Common mistakes include pronouncing it as a clipped short /m/ only, like 'mm,' or turning it into two syllables (mo-wuh). Some learners insert a schwa after the /oʊ/ as in /mɔːwə/ and some accidentally attach a /w/ release after the vowel. Correction: keep it as a single, tense /oʊ/ vowel after /m/, with no extra consonant after the vowel; practice with the mouth-position guide to avoid an unintended vowel after the vowel sound. Practice by saying 'mow' in a continuous stream, then attach to phrases like ‘mow the lawn.’
US and AU share /moʊ/ (or /moː/ in some dialects) with a clear long vowel; UK typically uses /məʊ/ with a slightly more centering toward /əʊ/ and less rhotic influence. In some Northern British dialects, the vowel may be shorter or closer to /ɒʊ/ depending on the region. Accent differences are mainly vowel quality and length, not consonant changes. You’ll hear the same initial /m/ and ending silent after the vowel, but the vowel’s exact tongue height and lip rounding vary by accent.

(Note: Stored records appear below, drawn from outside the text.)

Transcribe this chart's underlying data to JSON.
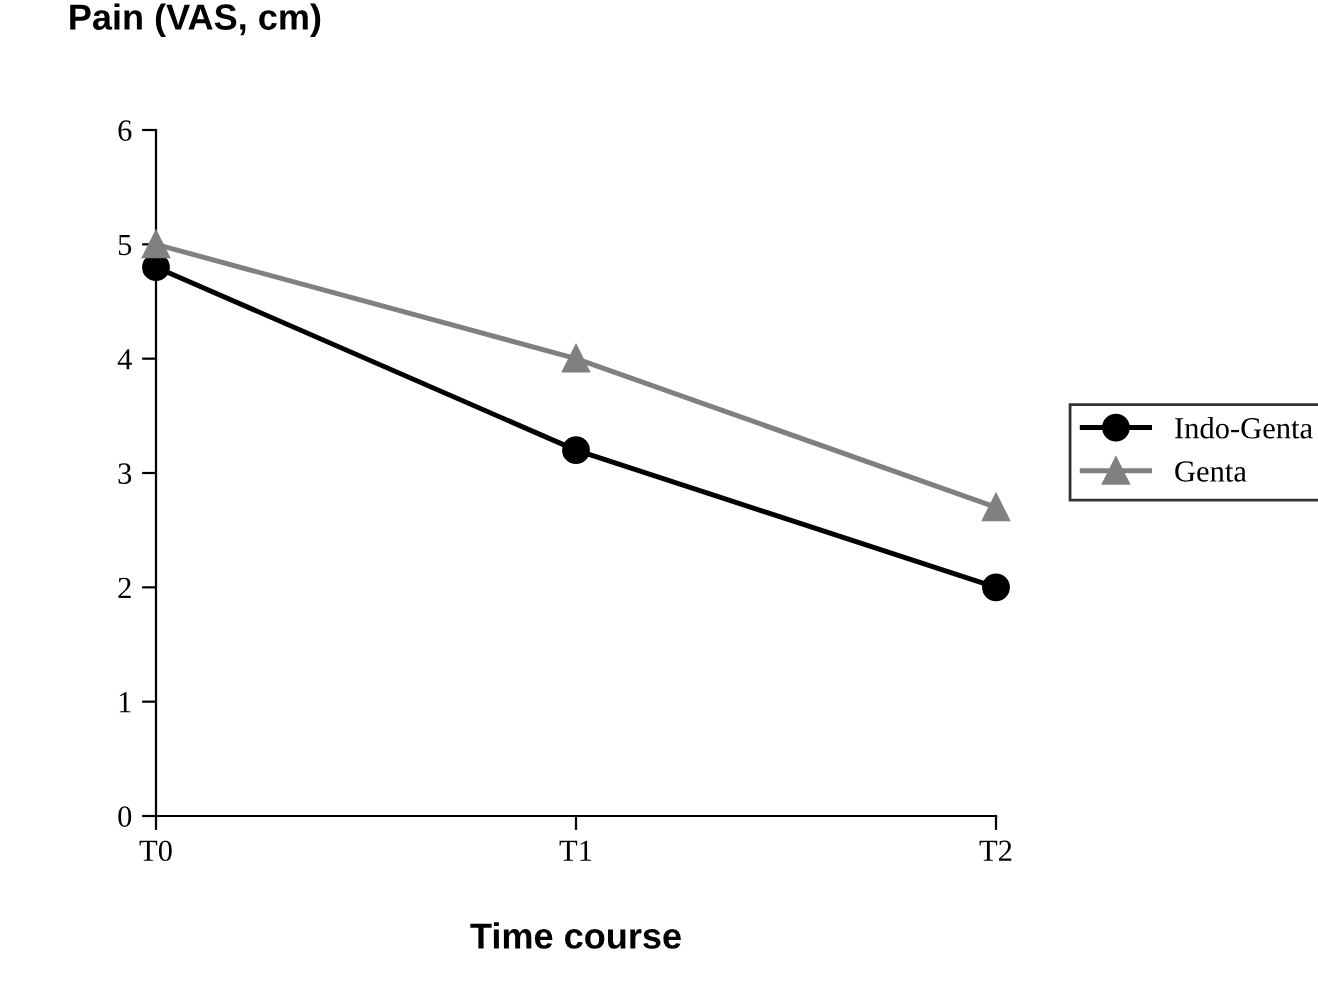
{
  "chart_data": {
    "type": "line",
    "ylabel": "Pain (VAS, cm)",
    "xlabel": "Time course",
    "categories": [
      "T0",
      "T1",
      "T2"
    ],
    "series": [
      {
        "name": "Indo-Genta",
        "color": "#000000",
        "marker": "circle",
        "values": [
          4.8,
          3.2,
          2.0
        ]
      },
      {
        "name": "Genta",
        "color": "#808080",
        "marker": "triangle",
        "values": [
          5.0,
          4.0,
          2.7
        ]
      }
    ],
    "ylim": [
      0,
      6
    ],
    "yticks": [
      0,
      1,
      2,
      3,
      4,
      5,
      6
    ],
    "grid": false,
    "legend": "right",
    "line_style": "solid"
  }
}
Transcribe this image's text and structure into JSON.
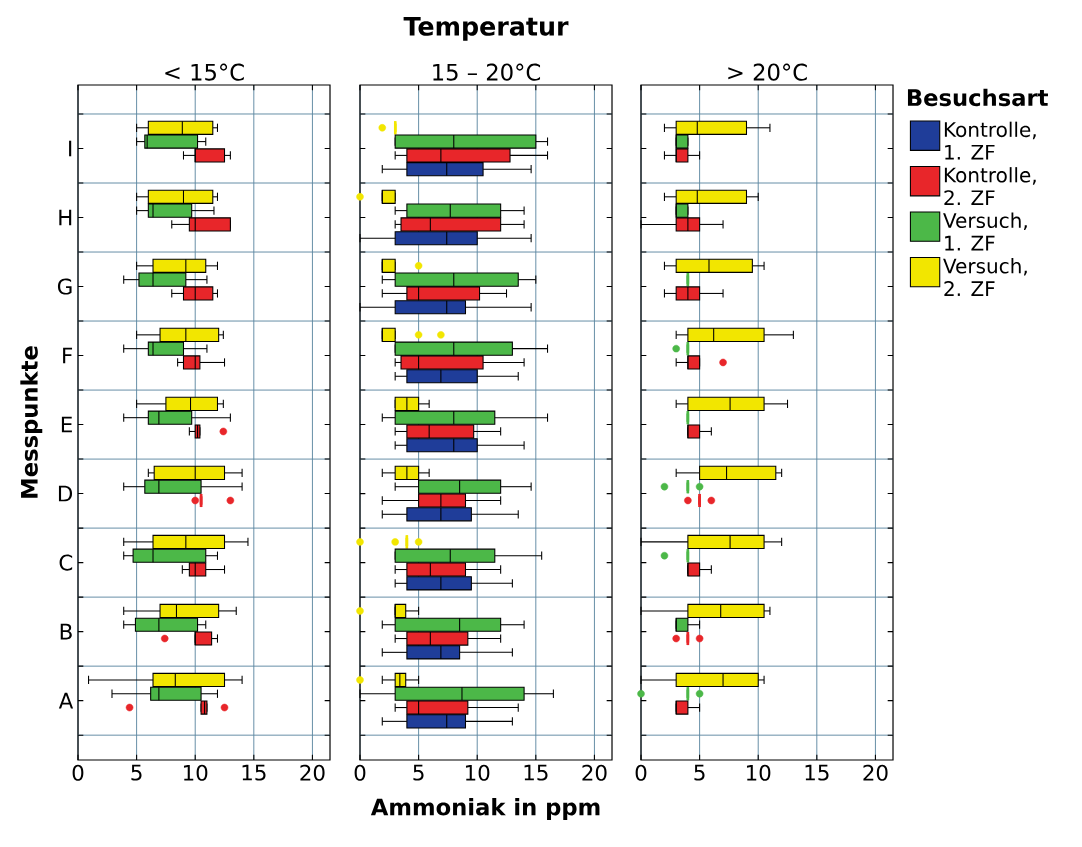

The difficulty lies in producing a clean, long diphthong /oʊ/ that smoothly transitions from bilabial /m/ without adding a second syllable or a schwa. Learners often shorten the vowel or insert an extra sound after it (‘mow-uh’). Achieve accuracy by focusing on the glide from /o/ to /ʊ/ in some accents, keeping the lips rounded and the jaw steady, and practicing the uninterrupted flow from the nasal onset to the vowel nucleus.
Does 'Mow' ever pronounce as 'mow' with a silent 'w' in certain contexts? No. In standard pronunciation, the spelling 'mow' represents the /m/ onset followed by the /oʊ/ (US/AU) or /əʊ/ (UK) nucleus. The 'w' is not a separate consonant but part of the vowel representation in the orthography. So you pronounce it as one syllable, with no trailing consonant sound after the diphthong. Practice by linking to phrases: ‘mow the lawn’ and ‘mowing the field.’